I realized I was standing in the rain. I hated the rain. I didn’t want to be wet. I didn’t want the lute to get wet. I stood in the darkness, and the rain was pelting me and I was cold.
I closed my eyes and I prayed, to God in whom I believed, to the God of my belief system, I thought bitterly, asking Him to help me now.
I believe in You. I believe that You are here, whether I can feel it or not, or ever know for certain that it is true. I believe in the universe that You made, constructed out of Your love, and Your power. I believe that You see and know all things.
I thought silently, I believe in Your world, in Your justice, in Your coherence. I believe in what I heard in the music only moments ago. I believe in all that I can’t deny. And there is the fire of love at the center of it. Let me be consumed heart and mind in this fire.
Dimly, I was aware of making a choice, but it was the only choice I could make.
My head cleared.
I heard that melody from within the palazzo, the one I’d heard when the musicians had first begun to play. I didn’t know whether I was shaping it out of the distant raw threads of the music, or whether they were really playing it, so faint was the song. But I knew the melody and I began to hum it to myself. I wanted to cry.

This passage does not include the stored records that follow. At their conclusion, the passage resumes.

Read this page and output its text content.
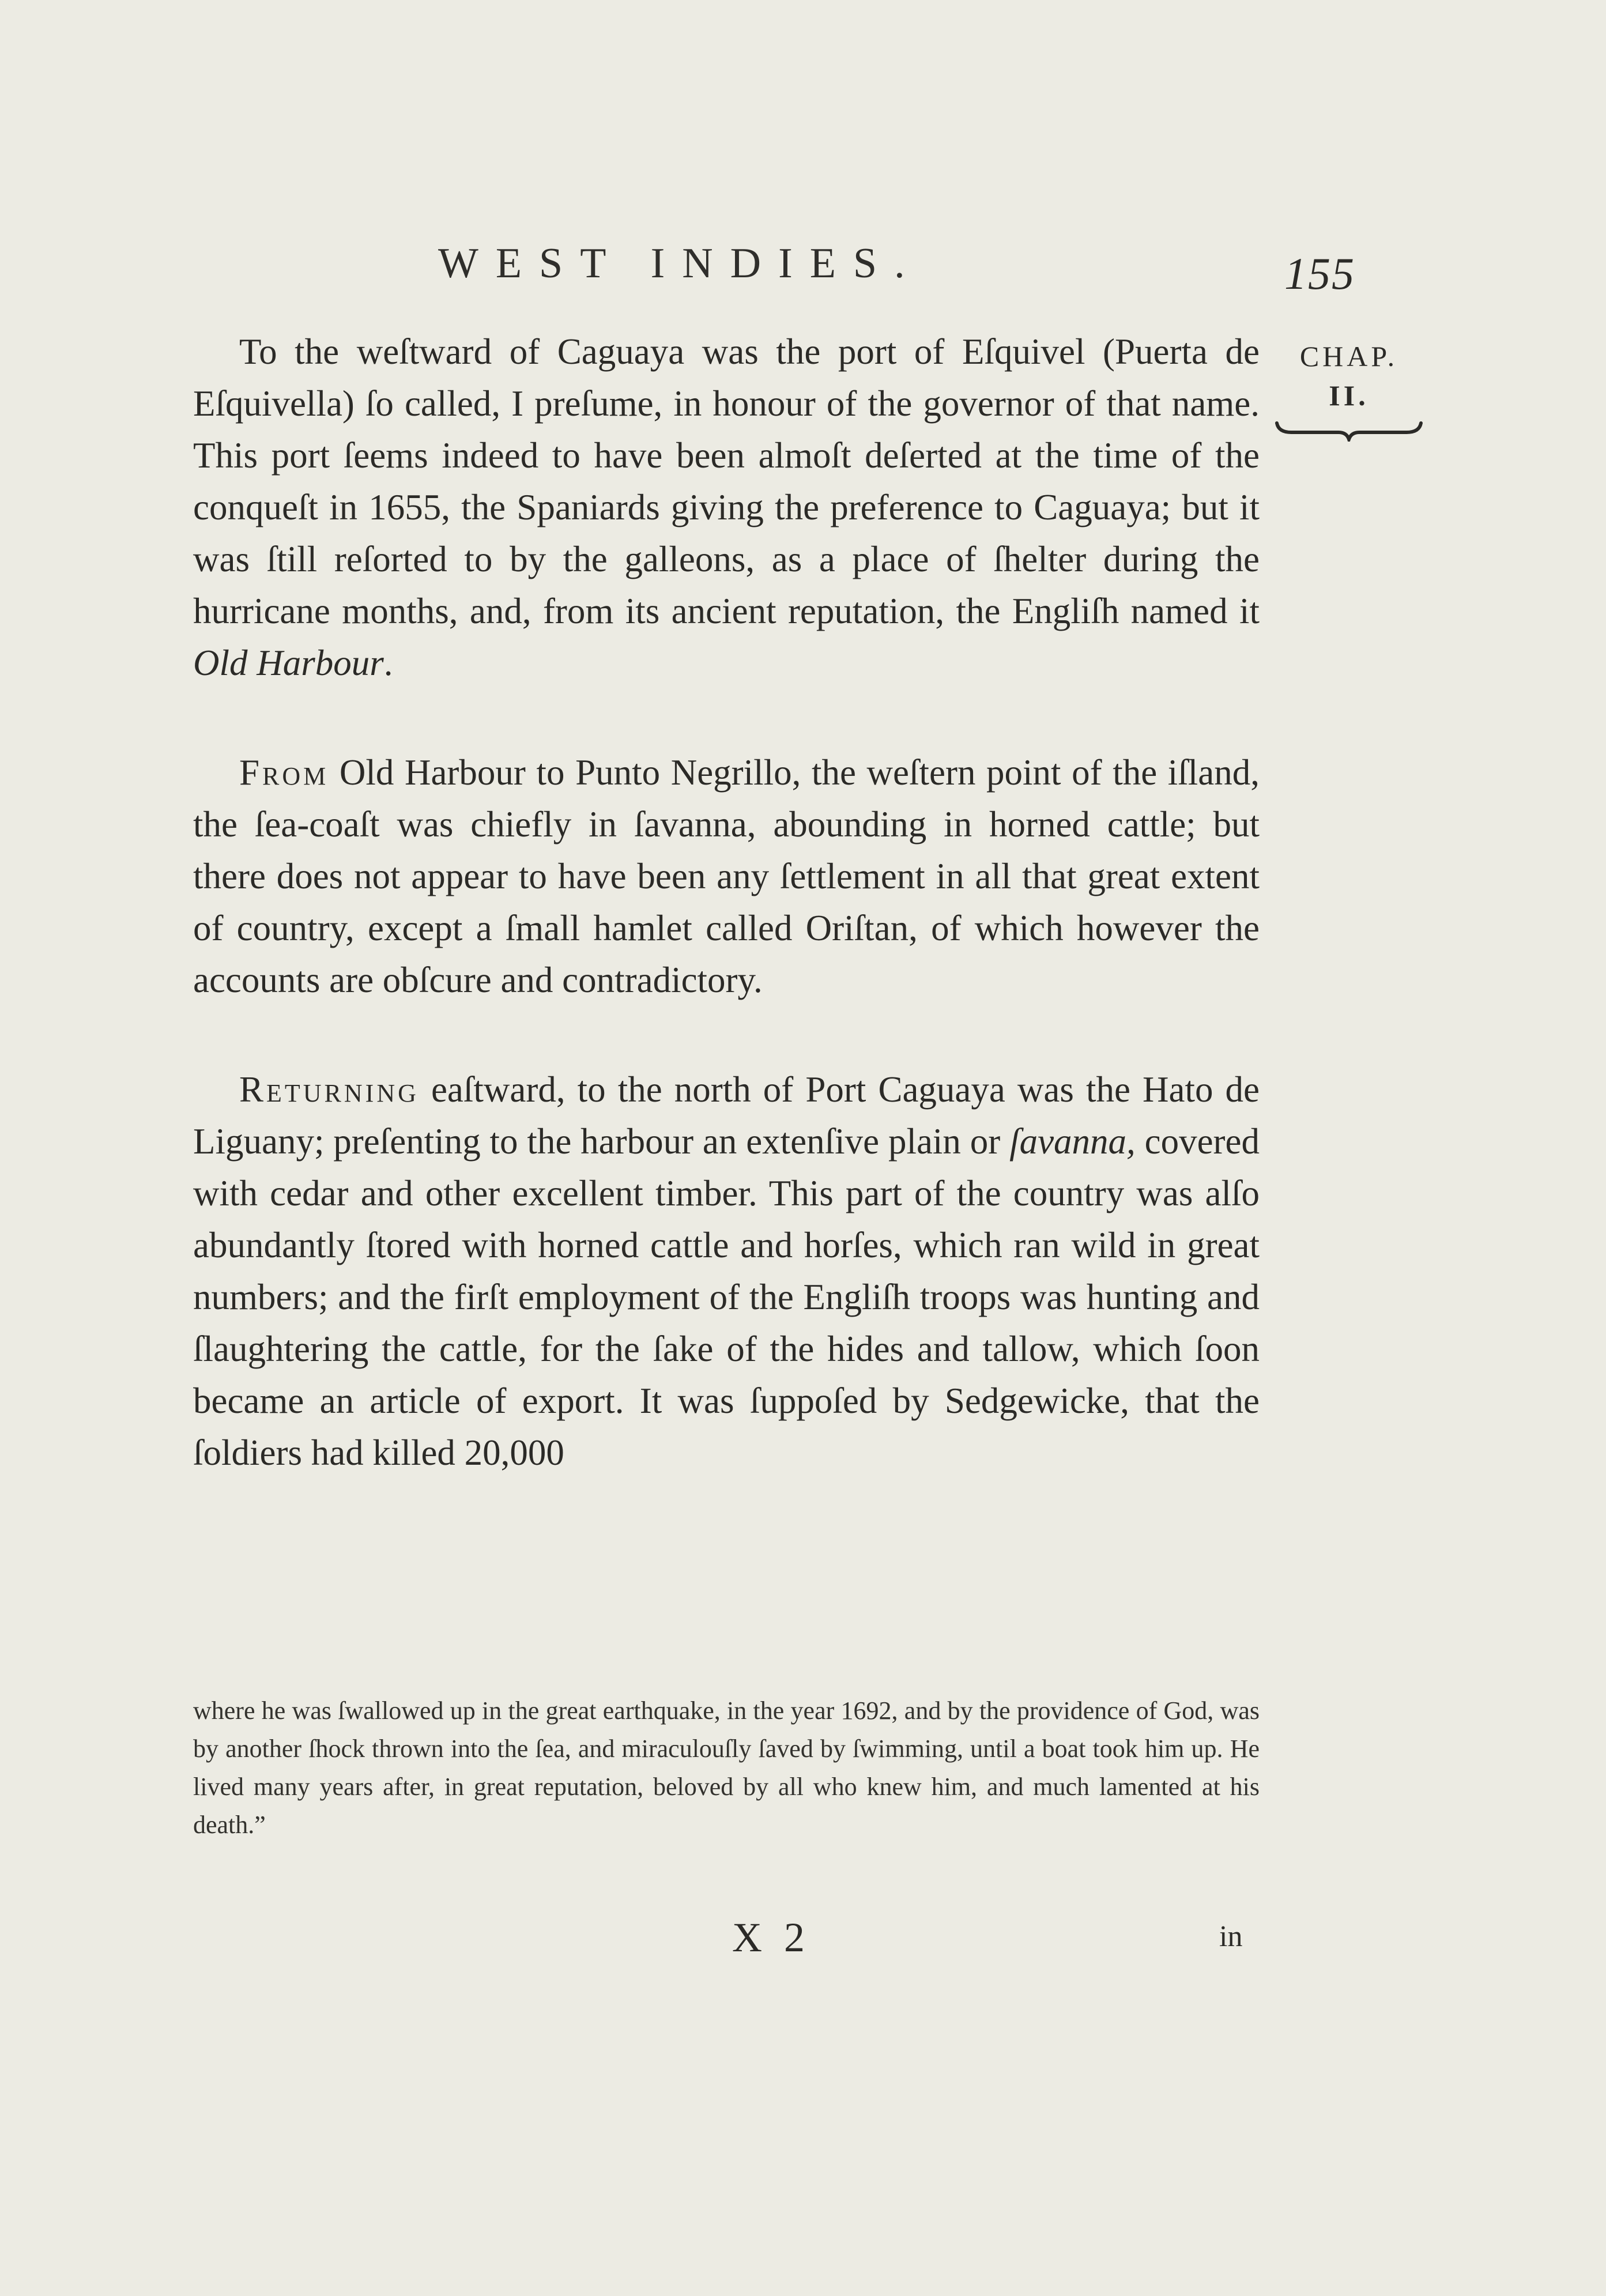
WEST INDIES.	155
CHAP.
II.

To the weſtward of Caguaya was the port of Eſquivel (Puerta de Eſquivella) ſo called, I preſume, in honour of the governor of that name. This port ſeems indeed to have been almoſt deſerted at the time of the conqueſt in 1655, the Spaniards giving the preference to Caguaya; but it was ſtill reſorted to by the galleons, as a place of ſhelter during the hurricane months, and, from its ancient reputation, the Engliſh named it Old Harbour.

From Old Harbour to Punto Negrillo, the weſtern point of the iſland, the ſea-coaſt was chiefly in ſavanna, abounding in horned cattle; but there does not appear to have been any ſettlement in all that great extent of country, except a ſmall hamlet called Oriſtan, of which however the accounts are obſcure and contradictory.

Returning eaſtward, to the north of Port Caguaya was the Hato de Liguany; preſenting to the harbour an extenſive plain or ſavanna, covered with cedar and other excellent timber. This part of the country was alſo abundantly ſtored with horned cattle and horſes, which ran wild in great numbers; and the firſt employment of the Engliſh troops was hunting and ſlaughtering the cattle, for the ſake of the hides and tallow, which ſoon became an article of export. It was ſuppoſed by Sedgewicke, that the ſoldiers had killed 20,000

where he was ſwallowed up in the great earthquake, in the year 1692, and by the providence of God, was by another ſhock thrown into the ſea, and miraculouſly ſaved by ſwimming, until a boat took him up. He lived many years after, in great reputation, beloved by all who knew him, and much lamented at his death.”

X 2	in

I didn’t cry. I stood there until I was calm again and resolute and the darkness did not seem to be a fatal gloom enveloping the entire world. Oh, if only Malchiah would come back, I thought, if only he would speak to me some more. Why had he let that demon come to me, that evil dybbuk? Why had he allowed it? But then who was I to ask such a question of him? I didn’t set the rules for this world. I
didn’t set the rules for this mission.
I had to return to Vitale now.
Malchiah was giving me the opportunity to do this, to fulfill the mission, and that is exactly what I meant to do.
I saw, far to my left, the alleyway through which I’d come to this place, and I hurried towards it, and then down the long alley towards the piazza before Vitale’s house.
I was running with my head down when, just before the gate of the house, Pico caught me and threw a mantle over my head and shoulders. He brought me inside the gateway, out of the rain, and quickly dried my face with a clean dry cloth.
A lone torch blazed in its iron sconce, and on a small table was a simple iron candelabrum with three burning candles.
I stood shivering, hating the cold. It was only a little warmer here, but gradually the sharpness of the chill was going away.
In my mind, I saw the face of Ankanoc and I heard his words again, “a belief system,” and I heard the long sentences he’d spoken and all the familiar phrases that had spilled from his lips. I saw the passion in his eyes. Then I heard that hiss when he’d confessed his name.
I saw the fire again and heard the deafening roar that came with it. I rested my weight against the damp stone wall.
A growing awareness came to me: you never know anything for certain, even when your faith is great. You don’t know it. Your longing, your anguish, can be without end. Even here, in this strange house in another century, with all the proofs of Heaven given to me, I didn’t really know all that I longed to know. I couldn’t escape fear. Only a moment ago an angel had spoken to me, but now I was alone. And the longing to know was pain, because it was a longing for all tension and misery to end. And they do not really ever end.
“My master says for you to leave,” said Pico desperately. “Here I have money for you from him. He thanks you.”
“I don’t need money.”
He seemed glad of that and put away the purse.
“But Master,” he said, “I beg you. Do not go. My master is locked up now in Signore Antonio’s house. Fr. Piero has demanded that he be locked up until more priests come. They are holding him on account of the demon.”